Demand for innovative solutions creates growth potential in European waste markets

London— Rising waste volumes and growing legislative pressure have necessitated steady investments in the European industrial waste management industry. Opportunities are diverse, owing to the varied stages of market development across Europe, with Southern Europe and the United Kingdom offering good growth prospects. At the same time, the market is likely to experience a shift towards technologically advanced treatment solutions.

New research from Frost & Sullivan, European Industrial Waste Management Services Market, finds that the market earned revenues of EUR46 billion in 2006 and estimates this to reach EUR54.41 billion in 2013.

“The EU waste management industry is governed by legislative and regulatory drivers that are currently emphasizing a shift from landfill towards treatment options such as recycling, materials recovery and other integrated waste management solutions,” says Frost & Sullivan industry analyst Suchitra Padmanabhan. “The market is at varied stages of development across Europe, with diverse opportunities available for non-hazardous industrial waste management services.”
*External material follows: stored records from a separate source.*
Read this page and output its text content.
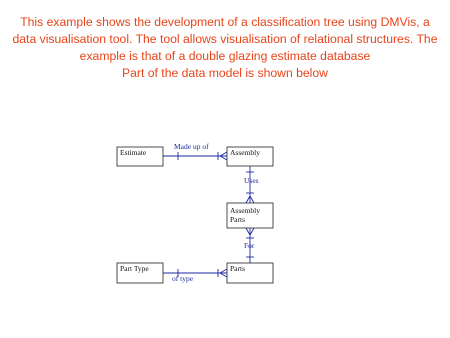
This example shows the development of a classification tree using DMVis, a
data visualisation tool. The tool allows visualisation of relational structures. The
example is that of a double glazing estimate database
Part of the data model is shown below
Estimate	Assembly
Assembly
Parts
Part Type	Parts
Made up of
Uses
For
of type
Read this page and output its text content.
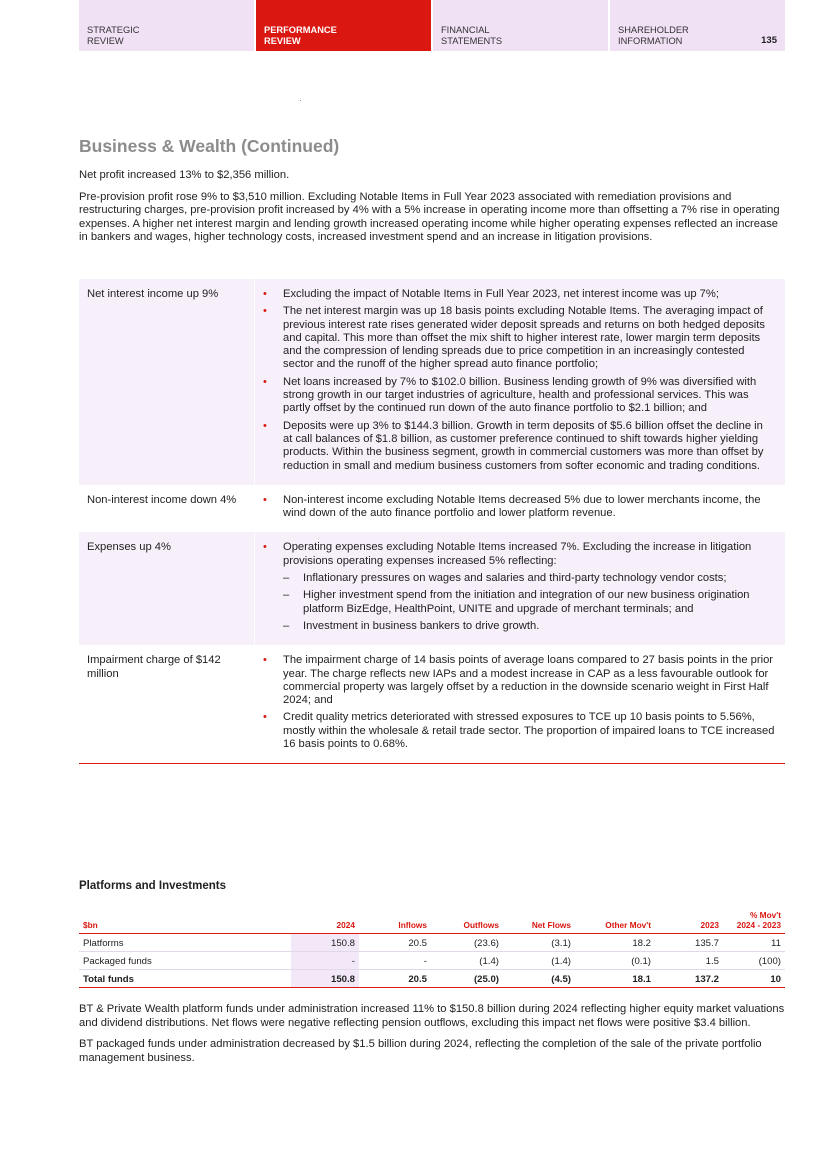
STRATEGIC
REVIEW
PERFORMANCE
REVIEW
FINANCIAL
STATEMENTS
SHAREHOLDER
INFORMATION	135
Business & Wealth (Continued)

Net profit increased 13% to $2,356 million.

Pre-provision profit rose 9% to $3,510 million. Excluding Notable Items in Full Year 2023 associated with remediation provisions and restructuring charges, pre-provision profit increased by 4% with a 5% increase in operating income more than offsetting a 7% rise in operating expenses. A higher net interest margin and lending growth increased operating income while higher operating expenses reflected an increase in bankers and wages, higher technology costs, increased investment spend and an increase in litigation provisions.

Net interest income up 9%	•	Excluding the impact of Notable Items in Full Year 2023, net interest income was up 7%;
•	The net interest margin was up 18 basis points excluding Notable Items. The averaging impact of previous interest rate rises generated wider deposit spreads and returns on both hedged deposits and capital. This more than offset the mix shift to higher interest rate, lower margin term deposits and the compression of lending spreads due to price competition in an increasingly contested sector and the runoff of the higher spread auto finance portfolio;
•	Net loans increased by 7% to $102.0 billion. Business lending growth of 9% was diversified with strong growth in our target industries of agriculture, health and professional services. This was partly offset by the continued run down of the auto finance portfolio to $2.1 billion; and
•	Deposits were up 3% to $144.3 billion. Growth in term deposits of $5.6 billion offset the decline in at call balances of $1.8 billion, as customer preference continued to shift towards higher yielding products. Within the business segment, growth in commercial customers was more than offset by reduction in small and medium business customers from softer economic and trading conditions.
Non-interest income down 4%	•	Non-interest income excluding Notable Items decreased 5% due to lower merchants income, the wind down of the auto finance portfolio and lower platform revenue.
Expenses up 4%	•	Operating expenses excluding Notable Items increased 7%. Excluding the increase in litigation provisions operating expenses increased 5% reflecting:
–	Inflationary pressures on wages and salaries and third-party technology vendor costs;
–	Higher investment spend from the initiation and integration of our new business origination platform BizEdge, HealthPoint, UNITE and upgrade of merchant terminals; and
–	Investment in business bankers to drive growth.
Impairment charge of $142 million
•	The impairment charge of 14 basis points of average loans compared to 27 basis points in the prior year. The charge reflects new IAPs and a modest increase in CAP as a less favourable outlook for commercial property was largely offset by a reduction in the downside scenario weight in First Half 2024; and
•	Credit quality metrics deteriorated with stressed exposures to TCE up 10 basis points to 5.56%, mostly within the wholesale & retail trade sector. The proportion of impaired loans to TCE increased 16 basis points to 0.68%.
Platforms and Investments
$bn	2024	Inflows	Outflows	Net Flows	Other Mov't	2023	% Mov't
2024 - 2023

Platforms	150.8	20.5	(23.6)	(3.1)	18.2	135.7	11
Packaged funds	-	-	(1.4)	(1.4)	(0.1)	1.5	(100)
Total funds	150.8	20.5	(25.0)	(4.5)	18.1	137.2	10

BT & Private Wealth platform funds under administration increased 11% to $150.8 billion during 2024 reflecting higher equity market valuations and dividend distributions. Net flows were negative reflecting pension outflows, excluding this impact net flows were positive $3.4 billion.

BT packaged funds under administration decreased by $1.5 billion during 2024, reflecting the completion of the sale of the private portfolio management business.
Surging industrial waste volumes as well as increasing demand for efficient solutions and advanced technologies is spurring market expansion. Rising public pressure and the growing importance for industrial end users of a clean or ‘green’ image is further supporting investments in sophisticated treatment alternatives.

With some regional variations, monitoring of waste is still at an early stage across Europe. This has underpinned the overall fragmented nature of market operations. Intensifying consolidation, a strong emphasis on value-added services and the provision of integrated waste management solutions are the other prominent trends that are tipping the balance in favor of large multinational companies. Such multinationals are increasingly strengthening their presence in the region, challenging smaller competitors.
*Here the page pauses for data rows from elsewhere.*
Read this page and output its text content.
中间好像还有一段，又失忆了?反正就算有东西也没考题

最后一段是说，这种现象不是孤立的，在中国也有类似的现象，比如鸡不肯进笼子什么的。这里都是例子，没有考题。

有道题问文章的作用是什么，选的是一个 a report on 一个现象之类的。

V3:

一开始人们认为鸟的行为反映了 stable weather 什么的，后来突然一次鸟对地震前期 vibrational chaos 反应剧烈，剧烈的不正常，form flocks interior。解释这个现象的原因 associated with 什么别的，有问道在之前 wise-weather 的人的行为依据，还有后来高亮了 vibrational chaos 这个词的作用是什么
“Emerging waste minimization efforts, supported by legislation, have prompted the adoption of technologies that restrict the amount of waste produced at source,” states Ms. Padmanabhan. “This obviously reduces the demand for treatment equipment and solutions that cater to large waste volumes, thereby posing a restraint to market expansion.”

The demand for sophisticated treatment technologies, which facilitate materials recovery and recycling, has accelerated, especially in advanced regions such as Scandinavia and Germany. This trend has underlined the importance of innovation and technological improvements, while also encouraging market participants to develop expertise in specific areas of waste management and add value to their client offerings.